Kafka Error Handling Patterns (2026)

Failures in Kafka are not unusual. Network jitter, schema mismatches, and brief downstream outages all happen. This article builds on stable concepts from the official documentation to organize how you design and operate retries, DLQs, and compensation logic.

As CCDAK preparation, we also cover the key points around delivery guarantees, transactions (EOS), offset commits, and per-partition ordering.

Classifying Failures and Design Principles

Start by classifying failures. Transient errors that clear quickly (network blips, throttling) call for different handling than permanent errors caused by the data itself (schema mismatches, validation failures, unexpected formats).

Next, separate business errors from technical errors. Technical errors are often recoverable via retries and backoff; business errors should be handled explicitly via DLQ or compensation.

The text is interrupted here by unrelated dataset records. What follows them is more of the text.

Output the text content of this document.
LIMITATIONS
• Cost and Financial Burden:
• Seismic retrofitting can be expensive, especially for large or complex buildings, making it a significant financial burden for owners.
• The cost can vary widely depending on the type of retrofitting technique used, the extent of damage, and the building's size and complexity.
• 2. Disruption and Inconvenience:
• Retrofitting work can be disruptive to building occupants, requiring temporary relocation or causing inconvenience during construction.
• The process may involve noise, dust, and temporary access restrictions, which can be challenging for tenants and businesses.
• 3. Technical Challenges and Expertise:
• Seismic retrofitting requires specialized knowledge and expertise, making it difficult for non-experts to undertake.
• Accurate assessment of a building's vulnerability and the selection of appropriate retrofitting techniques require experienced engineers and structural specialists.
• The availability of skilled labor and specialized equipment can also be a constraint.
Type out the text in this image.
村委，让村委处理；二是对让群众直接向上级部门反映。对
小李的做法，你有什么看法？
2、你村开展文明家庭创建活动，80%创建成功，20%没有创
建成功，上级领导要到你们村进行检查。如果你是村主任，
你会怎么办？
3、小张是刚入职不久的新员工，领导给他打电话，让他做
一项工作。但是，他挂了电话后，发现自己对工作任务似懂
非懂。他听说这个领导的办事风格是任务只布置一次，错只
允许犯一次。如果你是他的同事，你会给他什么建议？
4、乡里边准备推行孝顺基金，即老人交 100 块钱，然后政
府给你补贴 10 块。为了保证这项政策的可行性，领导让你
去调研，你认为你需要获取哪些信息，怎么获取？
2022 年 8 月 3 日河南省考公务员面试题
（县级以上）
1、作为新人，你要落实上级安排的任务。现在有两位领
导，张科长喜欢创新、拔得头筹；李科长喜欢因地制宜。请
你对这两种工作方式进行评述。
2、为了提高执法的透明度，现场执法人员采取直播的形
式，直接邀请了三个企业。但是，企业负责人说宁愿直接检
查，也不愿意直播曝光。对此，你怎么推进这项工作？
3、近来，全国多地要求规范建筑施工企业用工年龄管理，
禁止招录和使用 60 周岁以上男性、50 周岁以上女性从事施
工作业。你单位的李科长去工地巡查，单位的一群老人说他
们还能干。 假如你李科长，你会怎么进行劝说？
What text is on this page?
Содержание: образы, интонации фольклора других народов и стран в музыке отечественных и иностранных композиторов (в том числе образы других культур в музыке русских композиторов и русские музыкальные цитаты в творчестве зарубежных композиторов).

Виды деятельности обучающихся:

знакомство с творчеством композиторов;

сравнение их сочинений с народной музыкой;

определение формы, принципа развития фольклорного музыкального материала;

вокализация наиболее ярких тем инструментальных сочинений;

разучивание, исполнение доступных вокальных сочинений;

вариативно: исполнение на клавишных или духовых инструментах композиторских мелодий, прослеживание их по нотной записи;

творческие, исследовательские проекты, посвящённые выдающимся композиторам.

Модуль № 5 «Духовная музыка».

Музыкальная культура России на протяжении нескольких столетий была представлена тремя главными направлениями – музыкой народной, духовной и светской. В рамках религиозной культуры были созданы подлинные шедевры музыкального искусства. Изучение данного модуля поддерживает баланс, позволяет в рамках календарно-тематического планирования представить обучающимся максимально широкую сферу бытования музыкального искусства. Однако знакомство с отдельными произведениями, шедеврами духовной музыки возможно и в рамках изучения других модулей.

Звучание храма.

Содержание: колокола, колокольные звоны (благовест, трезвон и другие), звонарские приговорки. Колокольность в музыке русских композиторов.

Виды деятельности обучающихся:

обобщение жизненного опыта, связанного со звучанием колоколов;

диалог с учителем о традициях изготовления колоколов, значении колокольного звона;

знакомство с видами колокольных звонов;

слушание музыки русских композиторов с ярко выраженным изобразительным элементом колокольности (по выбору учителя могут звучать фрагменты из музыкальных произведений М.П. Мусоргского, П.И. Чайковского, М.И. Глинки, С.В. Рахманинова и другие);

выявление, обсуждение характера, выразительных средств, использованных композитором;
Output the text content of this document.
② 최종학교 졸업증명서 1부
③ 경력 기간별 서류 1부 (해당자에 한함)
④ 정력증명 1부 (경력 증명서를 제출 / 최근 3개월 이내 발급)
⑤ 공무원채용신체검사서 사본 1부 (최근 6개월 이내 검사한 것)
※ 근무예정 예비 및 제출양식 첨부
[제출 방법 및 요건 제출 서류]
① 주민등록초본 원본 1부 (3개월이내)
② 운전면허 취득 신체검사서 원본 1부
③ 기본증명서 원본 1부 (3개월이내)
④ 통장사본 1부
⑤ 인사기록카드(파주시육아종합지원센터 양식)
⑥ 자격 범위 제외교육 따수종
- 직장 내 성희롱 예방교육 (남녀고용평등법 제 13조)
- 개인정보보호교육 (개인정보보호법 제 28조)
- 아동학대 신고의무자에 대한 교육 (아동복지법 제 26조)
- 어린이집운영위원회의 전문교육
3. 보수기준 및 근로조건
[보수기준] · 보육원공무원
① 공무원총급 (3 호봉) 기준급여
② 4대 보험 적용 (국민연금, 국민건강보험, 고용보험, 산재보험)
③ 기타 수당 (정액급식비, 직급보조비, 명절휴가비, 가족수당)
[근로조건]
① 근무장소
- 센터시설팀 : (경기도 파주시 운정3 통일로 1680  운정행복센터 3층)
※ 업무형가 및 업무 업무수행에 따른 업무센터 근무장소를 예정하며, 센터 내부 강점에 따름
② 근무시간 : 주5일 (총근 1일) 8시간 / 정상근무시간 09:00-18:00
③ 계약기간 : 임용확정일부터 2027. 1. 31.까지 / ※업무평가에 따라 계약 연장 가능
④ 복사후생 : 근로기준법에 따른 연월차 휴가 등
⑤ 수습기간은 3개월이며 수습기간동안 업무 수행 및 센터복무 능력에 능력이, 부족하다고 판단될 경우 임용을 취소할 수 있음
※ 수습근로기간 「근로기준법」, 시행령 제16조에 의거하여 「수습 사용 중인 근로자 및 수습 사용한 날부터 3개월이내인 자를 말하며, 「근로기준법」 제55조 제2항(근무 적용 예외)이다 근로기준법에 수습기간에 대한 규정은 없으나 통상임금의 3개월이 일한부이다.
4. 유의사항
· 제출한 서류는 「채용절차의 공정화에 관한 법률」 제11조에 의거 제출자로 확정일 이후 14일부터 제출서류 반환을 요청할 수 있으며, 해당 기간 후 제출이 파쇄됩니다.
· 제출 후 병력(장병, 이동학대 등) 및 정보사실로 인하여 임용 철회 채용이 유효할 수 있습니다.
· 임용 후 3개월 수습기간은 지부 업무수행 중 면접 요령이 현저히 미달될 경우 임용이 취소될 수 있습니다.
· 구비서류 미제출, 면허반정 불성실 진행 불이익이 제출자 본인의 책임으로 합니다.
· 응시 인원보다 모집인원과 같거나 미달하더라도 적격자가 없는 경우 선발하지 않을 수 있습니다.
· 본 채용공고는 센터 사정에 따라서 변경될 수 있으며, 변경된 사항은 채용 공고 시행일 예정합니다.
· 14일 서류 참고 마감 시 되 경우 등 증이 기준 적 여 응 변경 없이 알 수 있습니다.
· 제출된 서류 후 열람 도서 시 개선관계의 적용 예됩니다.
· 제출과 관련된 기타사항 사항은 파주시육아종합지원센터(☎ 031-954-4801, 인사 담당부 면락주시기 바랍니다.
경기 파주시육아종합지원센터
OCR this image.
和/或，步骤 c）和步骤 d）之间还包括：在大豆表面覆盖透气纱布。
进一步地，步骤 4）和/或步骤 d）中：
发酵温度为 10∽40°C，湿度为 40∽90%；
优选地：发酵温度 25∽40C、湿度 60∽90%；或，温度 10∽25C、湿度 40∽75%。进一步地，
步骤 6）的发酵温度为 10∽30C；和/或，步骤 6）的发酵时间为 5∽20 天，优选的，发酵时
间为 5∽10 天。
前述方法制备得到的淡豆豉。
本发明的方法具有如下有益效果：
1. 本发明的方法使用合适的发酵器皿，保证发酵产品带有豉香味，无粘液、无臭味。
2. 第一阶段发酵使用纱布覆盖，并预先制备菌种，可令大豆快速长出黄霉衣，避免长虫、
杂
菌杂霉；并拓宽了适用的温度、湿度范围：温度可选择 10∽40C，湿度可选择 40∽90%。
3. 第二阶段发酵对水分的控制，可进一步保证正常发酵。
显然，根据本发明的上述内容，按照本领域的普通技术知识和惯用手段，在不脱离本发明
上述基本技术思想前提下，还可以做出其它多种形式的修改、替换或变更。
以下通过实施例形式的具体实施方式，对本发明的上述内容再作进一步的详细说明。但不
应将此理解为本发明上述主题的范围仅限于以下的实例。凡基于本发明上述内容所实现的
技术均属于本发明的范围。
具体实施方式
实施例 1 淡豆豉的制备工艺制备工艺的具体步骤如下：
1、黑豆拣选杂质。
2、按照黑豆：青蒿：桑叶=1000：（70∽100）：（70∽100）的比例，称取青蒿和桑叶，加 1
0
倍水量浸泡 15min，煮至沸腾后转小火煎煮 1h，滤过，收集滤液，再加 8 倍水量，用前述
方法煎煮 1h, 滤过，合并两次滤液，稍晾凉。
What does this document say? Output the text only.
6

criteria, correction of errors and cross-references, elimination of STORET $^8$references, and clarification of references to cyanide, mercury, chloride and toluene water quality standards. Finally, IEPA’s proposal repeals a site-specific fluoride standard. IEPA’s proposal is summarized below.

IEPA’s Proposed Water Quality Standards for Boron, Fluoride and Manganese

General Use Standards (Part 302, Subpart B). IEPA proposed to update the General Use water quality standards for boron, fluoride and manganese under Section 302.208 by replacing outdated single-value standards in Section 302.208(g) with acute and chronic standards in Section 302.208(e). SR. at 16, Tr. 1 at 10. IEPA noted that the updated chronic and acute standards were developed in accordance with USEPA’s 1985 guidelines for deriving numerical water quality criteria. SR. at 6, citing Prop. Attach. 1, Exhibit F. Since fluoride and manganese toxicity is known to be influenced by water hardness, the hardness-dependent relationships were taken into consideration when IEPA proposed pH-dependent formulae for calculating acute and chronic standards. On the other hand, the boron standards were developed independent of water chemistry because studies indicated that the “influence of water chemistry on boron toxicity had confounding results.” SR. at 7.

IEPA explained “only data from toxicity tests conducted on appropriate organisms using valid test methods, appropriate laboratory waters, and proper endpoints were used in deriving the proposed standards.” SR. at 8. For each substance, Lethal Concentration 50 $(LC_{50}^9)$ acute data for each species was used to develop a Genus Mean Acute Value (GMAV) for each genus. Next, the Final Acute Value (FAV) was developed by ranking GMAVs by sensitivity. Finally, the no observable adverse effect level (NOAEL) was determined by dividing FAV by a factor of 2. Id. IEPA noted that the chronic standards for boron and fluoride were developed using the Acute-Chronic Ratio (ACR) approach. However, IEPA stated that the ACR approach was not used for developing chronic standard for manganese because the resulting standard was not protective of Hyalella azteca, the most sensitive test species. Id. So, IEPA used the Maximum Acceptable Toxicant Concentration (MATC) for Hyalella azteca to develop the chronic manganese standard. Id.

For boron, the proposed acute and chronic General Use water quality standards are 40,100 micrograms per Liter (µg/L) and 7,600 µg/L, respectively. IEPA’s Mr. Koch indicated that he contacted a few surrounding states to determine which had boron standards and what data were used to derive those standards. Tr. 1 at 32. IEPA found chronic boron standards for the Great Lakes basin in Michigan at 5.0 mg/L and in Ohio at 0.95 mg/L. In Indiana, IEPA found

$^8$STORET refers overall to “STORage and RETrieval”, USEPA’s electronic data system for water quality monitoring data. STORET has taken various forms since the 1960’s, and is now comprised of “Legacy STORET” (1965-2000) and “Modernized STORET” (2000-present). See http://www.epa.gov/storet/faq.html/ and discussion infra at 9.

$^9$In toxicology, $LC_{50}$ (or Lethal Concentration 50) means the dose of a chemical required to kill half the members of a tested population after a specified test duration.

Kafka provides message ordering on a per-partition basis. Always evaluate the impact of error handling on ordering — route records sharing a key to the same partition, restrict in-flight requests when needed, and make sure retry topics share the same partition count and partitioner.

Make the cause observable first (e.g., put the exception class, original topic/partition/offset into headers)
Retry transient errors with backoff; route permanent errors to the DLQ early
Keep order-sensitive keys on the same partition, and apply the same partitioning strategy to retry topics
If downstream is not idempotent, use enable.idempotence=true on the producer and consider transactions for exactly-once
Commit offsets only after results are durably persisted (at-least-once). For EOS, use sendOffsetsToTransaction

Choosing the Right Retry Strategy

Producer retries in Kafka are effective for transient broker or network failures. Combined with enable.idempotence=true, the client itself prevents duplicates from resends. When ordering matters, the standard practice is to cap max.in.flight.requests.per.connection at 1.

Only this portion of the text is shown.